Nel giugno 2004, i bulldozer hanno tentato di entrare nei campi (e in alcuni casi anche nei recinti) di queste famiglie che occupano 52.000 ettari da più di 150 anni, provocando la resistenza degli abitanti e la llro richiesta di riconoscimento legale dei propri diritti sui terreni.

Da allora hanno cominciato a rivolgersi alla giustizia con un avvocato specializzato appoggiato anche dalla vice gobernaci ó n affinché vengano rispettati i loro diritti come proprietari terrieri).

In questo percorso giudiziario, hanno ottenuto che i territori di El Clérigo, Pozo Verde ed El Charagual non siano soggetti a cambiamenti.

Sono riusciti a delimitare il 65% del perimetro confinante con la società e a circoscrivere con altri mezzi (punte, recinzioni fatte con paletti o pezzi di legno) l’85% totale dei limiti. Inoltre hanno fatto sì che, nonostante le azioni intimidatorie della società, non vengano invase le terre vicine.

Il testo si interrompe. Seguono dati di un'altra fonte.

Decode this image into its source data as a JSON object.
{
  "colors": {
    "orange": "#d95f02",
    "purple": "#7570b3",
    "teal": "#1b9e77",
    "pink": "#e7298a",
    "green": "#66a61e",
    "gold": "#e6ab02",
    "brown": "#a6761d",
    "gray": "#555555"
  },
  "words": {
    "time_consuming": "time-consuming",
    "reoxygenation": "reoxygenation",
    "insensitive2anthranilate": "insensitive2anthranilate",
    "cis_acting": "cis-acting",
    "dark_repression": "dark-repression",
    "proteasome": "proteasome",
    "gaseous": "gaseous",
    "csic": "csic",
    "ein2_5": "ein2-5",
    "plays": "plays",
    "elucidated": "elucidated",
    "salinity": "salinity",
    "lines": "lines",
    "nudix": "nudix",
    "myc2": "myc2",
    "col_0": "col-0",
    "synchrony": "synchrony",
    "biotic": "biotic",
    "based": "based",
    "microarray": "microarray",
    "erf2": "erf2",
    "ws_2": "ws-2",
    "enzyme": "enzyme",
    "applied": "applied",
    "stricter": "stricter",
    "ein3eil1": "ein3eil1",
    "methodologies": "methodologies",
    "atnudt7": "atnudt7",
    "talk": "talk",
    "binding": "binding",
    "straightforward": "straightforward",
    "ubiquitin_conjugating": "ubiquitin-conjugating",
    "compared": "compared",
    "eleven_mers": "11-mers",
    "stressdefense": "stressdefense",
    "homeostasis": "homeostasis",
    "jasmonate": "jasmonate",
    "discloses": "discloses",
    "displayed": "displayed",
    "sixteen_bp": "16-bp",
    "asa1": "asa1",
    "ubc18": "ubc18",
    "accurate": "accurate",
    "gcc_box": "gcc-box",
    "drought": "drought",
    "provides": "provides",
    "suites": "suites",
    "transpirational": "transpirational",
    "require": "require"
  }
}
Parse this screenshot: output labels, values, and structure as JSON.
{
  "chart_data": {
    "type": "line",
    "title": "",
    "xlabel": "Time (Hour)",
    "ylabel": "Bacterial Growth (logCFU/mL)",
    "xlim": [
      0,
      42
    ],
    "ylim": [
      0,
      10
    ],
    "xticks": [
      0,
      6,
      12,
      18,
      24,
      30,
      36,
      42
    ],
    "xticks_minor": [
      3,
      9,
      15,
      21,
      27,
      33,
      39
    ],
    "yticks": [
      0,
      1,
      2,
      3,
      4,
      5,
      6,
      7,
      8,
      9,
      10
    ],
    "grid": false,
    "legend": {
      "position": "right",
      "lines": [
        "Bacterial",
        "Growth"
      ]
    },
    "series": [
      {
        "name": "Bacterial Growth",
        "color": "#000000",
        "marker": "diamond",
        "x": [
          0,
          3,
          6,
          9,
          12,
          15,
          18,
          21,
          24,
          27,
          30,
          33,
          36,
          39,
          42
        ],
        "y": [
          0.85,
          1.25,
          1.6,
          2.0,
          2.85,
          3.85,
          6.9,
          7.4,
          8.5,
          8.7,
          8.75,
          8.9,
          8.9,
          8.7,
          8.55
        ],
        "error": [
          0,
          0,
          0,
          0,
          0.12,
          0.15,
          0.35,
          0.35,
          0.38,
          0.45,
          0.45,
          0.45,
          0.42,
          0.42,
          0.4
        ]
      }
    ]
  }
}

Gli abitanti in questi anni hanno seguito un percorso alla ricerca di riconoscimenti e scoperte o, per meglio dire, del riconoscimento e della tutela dei propri diritti.

Si parla di scoperte perché si fa riferimento alle capacità individuali e collettive che sono state messe a disposizione per una giusta causa.

Sono andati oltre l’individualismo e oltre la propria comunità per sostenere i vicini di altre zone e per elaborare insieme strategie non solo di difesa, ma anche di produzione in modo cooperativo, perché adesso, per la prima volta da generazioni, la barriera è alla base del loro sistema produttivo.

Hanno dato vita ad un’associazione (denominata “Los Ganaderos” in nome della loro identità collettiva) che li rappresenta in quanto produttori e proprietari di terre, le stesse che permettono loro di procurarsi le risorse necessarie per difendersi e produrre.

Sostengono in modo tecnico come il loro sistema produttivo sia l’unico a rispettare l’ambiente e lo fanno potendo contare sull’Università di Cordoba, l’INTA, parchi nazionali e la Sub Secretar í a de Tierras y Habitat social de la naci ó n, oltre che sull’opinione pubblica che sta prendendo coscienza del problema.

Il piano produttivo della società Los Poquiteros consiste nello sviluppo dell’allevamento con la stessa quantità di animali delle 80 famiglie. La differenza sta nel fatto che il trattamento riservato alle terre per 3 anni è ben diverso da quello utilizzato durante gli ultimi 150 anni.

Nel gennaio 2007 l’organizzazione che cura gli aspetti ambientali della provincia ha autorizzato un dissodamento di 600 ettari del bosco, quantità che va ad aggiungersi ad altri tentativi di delimitazione, per realizzare percorsi interni ecc…

I 52.000 ettari occupati da queste famiglie sono alla base della loro vita e dello sviluppo delle loro comunità.

Le uniche competenze degli abitanti riguardano la terra.